Software & Data Management
RheoCompass™ software provides unified control of both rheometer and furnace subsystems, offering intuitive workflow configuration for multi-step temperature sweeps, frequency sweeps, amplitude sweeps, and creep-recovery protocols. All raw data—including torque, angular displacement, temperature, and normal force—are timestamped and stored in vendor-neutral HDF5 format. Software supports full audit trail logging per FDA 21 CFR Part 11 requirements, including user authentication, electronic signatures, and change history tracking. Export options include CSV, Excel, and graphical reports compliant with internal QA/QC templates. Remote monitoring and script-based automation (via Python API) are available for integration into centralized lab informatics platforms.
Applications
- Optimization of glass melting and fining processes through real-time melt viscosity mapping versus temperature and composition.
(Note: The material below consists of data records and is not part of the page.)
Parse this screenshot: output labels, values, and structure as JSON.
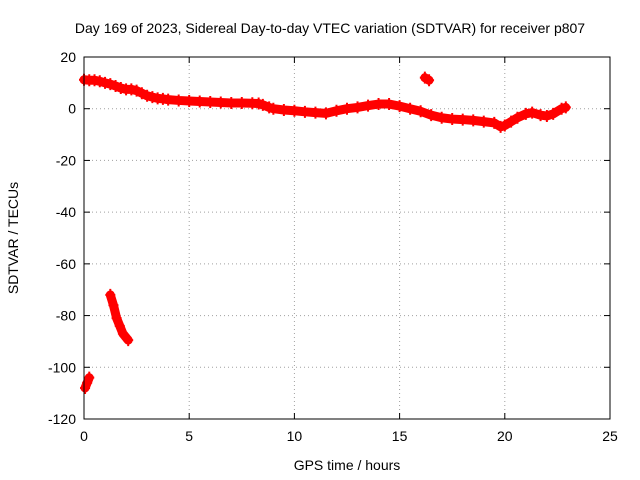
{
  "chart_data": {
    "type": "scatter",
    "title": "Day 169 of 2023, Sidereal Day-to-day VTEC variation (SDTVAR) for receiver p807",
    "xlabel": "GPS time / hours",
    "ylabel": "SDTVAR / TECUs",
    "xlim": [
      0,
      25
    ],
    "ylim": [
      -120,
      20
    ],
    "xticks": [
      "0",
      "5",
      "10",
      "15",
      "20",
      "25"
    ],
    "yticks": [
      "20",
      "0",
      "-20",
      "-40",
      "-60",
      "-80",
      "-100",
      "-120"
    ],
    "grid": true,
    "marker_color": "#ff0000",
    "series": [
      {
        "name": "main",
        "points": [
          [
            0.0,
            11.2
          ],
          [
            0.25,
            11.0
          ],
          [
            0.5,
            11.0
          ],
          [
            0.75,
            10.6
          ],
          [
            1.0,
            10.0
          ],
          [
            1.25,
            9.5
          ],
          [
            1.5,
            8.8
          ],
          [
            1.75,
            8.0
          ],
          [
            2.0,
            7.5
          ],
          [
            2.25,
            7.5
          ],
          [
            2.5,
            7.0
          ],
          [
            2.75,
            6.0
          ],
          [
            3.0,
            5.0
          ],
          [
            3.25,
            4.5
          ],
          [
            3.5,
            4.0
          ],
          [
            3.75,
            3.8
          ],
          [
            4.0,
            3.5
          ],
          [
            4.5,
            3.2
          ],
          [
            5.0,
            3.0
          ],
          [
            5.5,
            2.8
          ],
          [
            6.0,
            2.6
          ],
          [
            6.5,
            2.4
          ],
          [
            7.0,
            2.2
          ],
          [
            7.5,
            2.2
          ],
          [
            8.0,
            2.1
          ],
          [
            8.3,
            2.0
          ],
          [
            8.5,
            1.5
          ],
          [
            8.8,
            0.5
          ],
          [
            9.0,
            0.0
          ],
          [
            9.5,
            -0.5
          ],
          [
            10.0,
            -0.8
          ],
          [
            10.5,
            -1.2
          ],
          [
            11.0,
            -1.5
          ],
          [
            11.5,
            -1.8
          ],
          [
            12.0,
            -0.8
          ],
          [
            12.5,
            0.0
          ],
          [
            13.0,
            0.5
          ],
          [
            13.5,
            1.2
          ],
          [
            14.0,
            1.8
          ],
          [
            14.5,
            1.8
          ],
          [
            15.0,
            1.0
          ],
          [
            15.5,
            0.0
          ],
          [
            16.0,
            -1.0
          ],
          [
            16.5,
            -2.5
          ],
          [
            17.0,
            -3.5
          ],
          [
            17.5,
            -4.0
          ],
          [
            18.0,
            -4.2
          ],
          [
            18.5,
            -4.5
          ],
          [
            19.0,
            -5.0
          ],
          [
            19.5,
            -5.5
          ],
          [
            19.8,
            -7.0
          ],
          [
            20.0,
            -6.5
          ],
          [
            20.3,
            -5.0
          ],
          [
            20.6,
            -3.5
          ],
          [
            21.0,
            -2.0
          ],
          [
            21.3,
            -1.5
          ],
          [
            21.7,
            -2.5
          ],
          [
            22.0,
            -2.8
          ],
          [
            22.3,
            -2.0
          ],
          [
            22.7,
            0.0
          ],
          [
            22.9,
            0.5
          ]
        ]
      },
      {
        "name": "isolated",
        "points": [
          [
            16.2,
            12.0
          ],
          [
            16.4,
            11.0
          ]
        ]
      },
      {
        "name": "early-drop",
        "points": [
          [
            1.25,
            -72
          ],
          [
            1.4,
            -76
          ],
          [
            1.55,
            -81
          ],
          [
            1.7,
            -84
          ],
          [
            1.85,
            -87
          ],
          [
            2.0,
            -88.5
          ],
          [
            2.1,
            -89.5
          ]
        ]
      },
      {
        "name": "early-low",
        "points": [
          [
            0.05,
            -108
          ],
          [
            0.15,
            -106
          ],
          [
            0.25,
            -104
          ]
        ]
      }
    ]
  }
}
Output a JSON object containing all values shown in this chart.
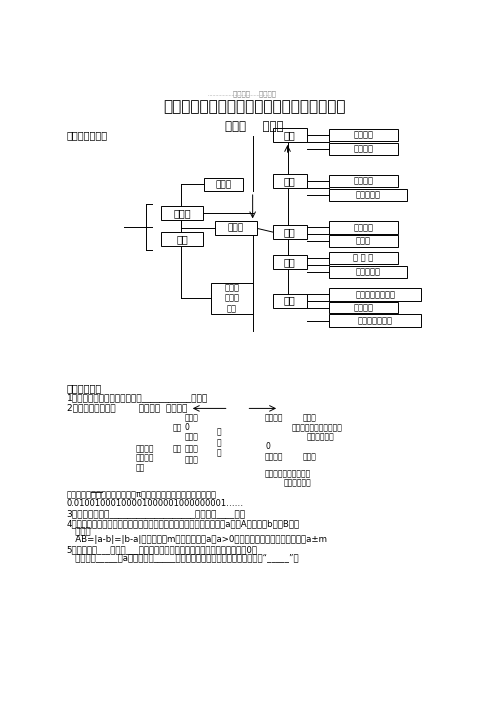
{
  "title": "新课标人教版数学七年级（上）知识要点概括",
  "subtitle": "学习必备    免费下载",
  "chapter": "第一章    有理数",
  "section1": "一、知识结构：",
  "section2": "二、知识点：",
  "bg_color": "#ffffff",
  "right_boxes": [
    [
      "加法法则",
      345,
      58,
      88,
      16
    ],
    [
      "加法运算",
      345,
      76,
      88,
      16
    ],
    [
      "减法法则",
      345,
      118,
      88,
      16
    ],
    [
      "加减混合运",
      345,
      136,
      100,
      16
    ],
    [
      "乘法法则",
      345,
      178,
      88,
      16
    ],
    [
      "运算律",
      345,
      196,
      88,
      16
    ],
    [
      "除 法 法",
      345,
      218,
      88,
      16
    ],
    [
      "乘除混合运",
      345,
      236,
      100,
      16
    ],
    [
      "乘方运算、混合运",
      345,
      265,
      118,
      16
    ],
    [
      "科学记数",
      345,
      283,
      88,
      14
    ],
    [
      "近似数与有效数",
      345,
      299,
      118,
      16
    ]
  ],
  "mid_boxes": [
    [
      "加法",
      272,
      57,
      44,
      18
    ],
    [
      "减法",
      272,
      117,
      44,
      18
    ],
    [
      "乘法",
      272,
      183,
      44,
      18
    ],
    [
      "除法",
      272,
      222,
      44,
      18
    ],
    [
      "乘方",
      272,
      272,
      44,
      18
    ]
  ],
  "kp1": "1．正数和负数是表示两种具有___________的量．",
  "kp2_header": "2．有理数的分类：        按定义分  按符号分",
  "kp3": "3．数轴三要素是___________________，数轴是____线．",
  "kp4a": "4．数轴上的两点之间的距离就是表示这两个点的数的绝对値：表示数a的点A与表示数b的点B之间",
  "kp4b": "   的距离",
  "kp4c": "   AB=|a-b|=|b-a|，与表示数m的点的距离为a（a>0）的点有两个：它们表示的数是a±m",
  "kp5a": "5．数轴上，___两侧到___的距离相等的两个数互为相反数（几何定义），0的",
  "kp5b": "   相反数是_____，a的相反数是_____，求一个数的相反数就是在这个数前添“_____”号",
  "note_line1": "注意：常见的不是有理数的数有π和有规律的但不循环的小数．如：",
  "note_line2": "0.01001000100001000001000000001……"
}
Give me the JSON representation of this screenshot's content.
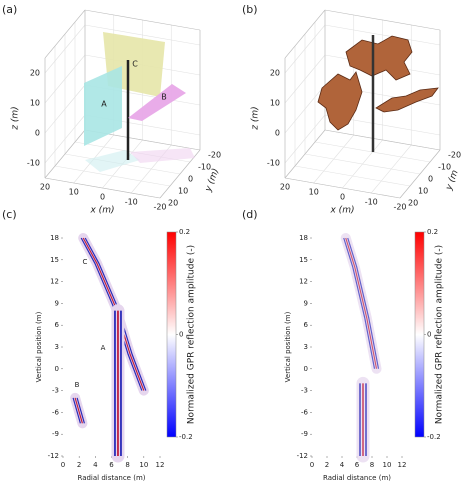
{
  "chart_data": [
    {
      "type": "surface3d",
      "panel_label": "(a)",
      "xlabel": "x (m)",
      "ylabel": "y (m)",
      "zlabel": "z (m)",
      "xlim": [
        -20,
        20
      ],
      "ylim": [
        -20,
        20
      ],
      "zlim": [
        -15,
        25
      ],
      "xticks": [
        20,
        10,
        0,
        -10,
        -20
      ],
      "yticks": [
        -20,
        -10,
        0,
        10,
        20
      ],
      "zticks": [
        -10,
        0,
        10,
        20
      ],
      "annotations": [
        "A",
        "B",
        "C"
      ]
    },
    {
      "type": "surface3d",
      "panel_label": "(b)",
      "xlabel": "x (m)",
      "ylabel": "y (m",
      "zlabel": "z (m)",
      "xlim": [
        -20,
        20
      ],
      "ylim": [
        -20,
        20
      ],
      "zlim": [
        -15,
        25
      ],
      "xticks": [
        20,
        10,
        0,
        -10,
        -20
      ],
      "yticks": [
        -20,
        -10,
        0,
        10,
        20
      ],
      "zticks": [
        -10,
        0,
        10,
        20
      ]
    },
    {
      "type": "heatmap",
      "panel_label": "(c)",
      "xlabel": "Radial distance (m)",
      "ylabel": "Vertical position (m)",
      "colorbar_label": "Normalized GPR reflection amplitude (-)",
      "xlim": [
        0,
        12
      ],
      "ylim": [
        -12,
        18
      ],
      "xticks": [
        0,
        2,
        4,
        6,
        8,
        10,
        12
      ],
      "yticks": [
        -12,
        -9,
        -6,
        -3,
        0,
        3,
        6,
        9,
        12,
        15,
        18
      ],
      "clim": [
        -0.2,
        0.2
      ],
      "cticks": [
        0.2,
        0,
        -0.2
      ],
      "colors": [
        "#0000ff",
        "#ffffff",
        "#ff0000"
      ],
      "features": [
        {
          "x": [
            2.5,
            4.2,
            6.5,
            8.3,
            10
          ],
          "y": [
            18,
            14.5,
            8.5,
            2,
            -3
          ]
        },
        {
          "x": [
            6.8,
            6.8
          ],
          "y": [
            8,
            -12
          ]
        },
        {
          "x": [
            1.5,
            2.4
          ],
          "y": [
            -4,
            -7.5
          ]
        }
      ],
      "annotations": [
        "C",
        "A",
        "B"
      ]
    },
    {
      "type": "heatmap",
      "panel_label": "(d)",
      "xlabel": "Radial distance (m)",
      "ylabel": "Vertical position (m)",
      "colorbar_label": "Normalized GPR reflection amplitude (-)",
      "xlim": [
        0,
        12
      ],
      "ylim": [
        -12,
        18
      ],
      "xticks": [
        0,
        2,
        4,
        6,
        8,
        10,
        12
      ],
      "yticks": [
        -12,
        -9,
        -6,
        -3,
        0,
        3,
        6,
        9,
        12,
        15,
        18
      ],
      "clim": [
        -0.2,
        0.2
      ],
      "cticks": [
        0.2,
        0,
        -0.2
      ],
      "colors": [
        "#0000ff",
        "#ffffff",
        "#ff0000"
      ],
      "features": [
        {
          "x": [
            4.5,
            5.7,
            7.3,
            8.6
          ],
          "y": [
            18,
            14,
            7,
            0
          ]
        },
        {
          "x": [
            6.8,
            6.8
          ],
          "y": [
            -2,
            -12
          ]
        }
      ]
    }
  ]
}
- Slag viscosity modeling for blast furnace and electric arc furnace operations to improve slag-metal separation efficiency.
- Thermal stability assessment of refractory linings via in-situ melt interaction studies.
- Development of low-viscosity glass-ceramic precursors for additive manufacturing and precision casting.
- Fundamental investigation of structural relaxation kinetics in oxide melts using time-resolved oscillatory measurements.
- Validation of computational fluid dynamics (CFD) models with experimentally derived rheological inputs at elevated temperatures.
FAQ
What sample volume is required for a typical FRS 1600 measurement?
Typical sample volumes range from 5 mL to 25 mL depending on geometry selection; minimum fill height is 15 mm to ensure full rotor immersion and avoid edge effects.
Can the FRS 1600 measure yield stress in semi-molten or crystallizing systems?
Yes—using controlled stress ramping and creep recovery protocols, the system quantifies apparent yield behavior in partially crystallized slags or glass-forming melts near the liquidus temperature.
Is calibration traceable to national standards?
Torque and angular displacement calibrations are performed using NIST-traceable reference standards; temperature calibration follows ITS-90 via certified thermocouple verification.
How is sample contamination minimized during repeated high-temperature runs?
The furnace features a removable crucible platform and dedicated cleaning cycles; all geometries are individually labeled and stored in inert-atmosphere cabinets to prevent cross-contamination.
Does the system support long-term isothermal stability testing?
Yes—the air-bearing architecture and active cooling enable uninterrupted 72+ hour isothermal measurements at 1500 °C with torque drift < 0.5% of full scale.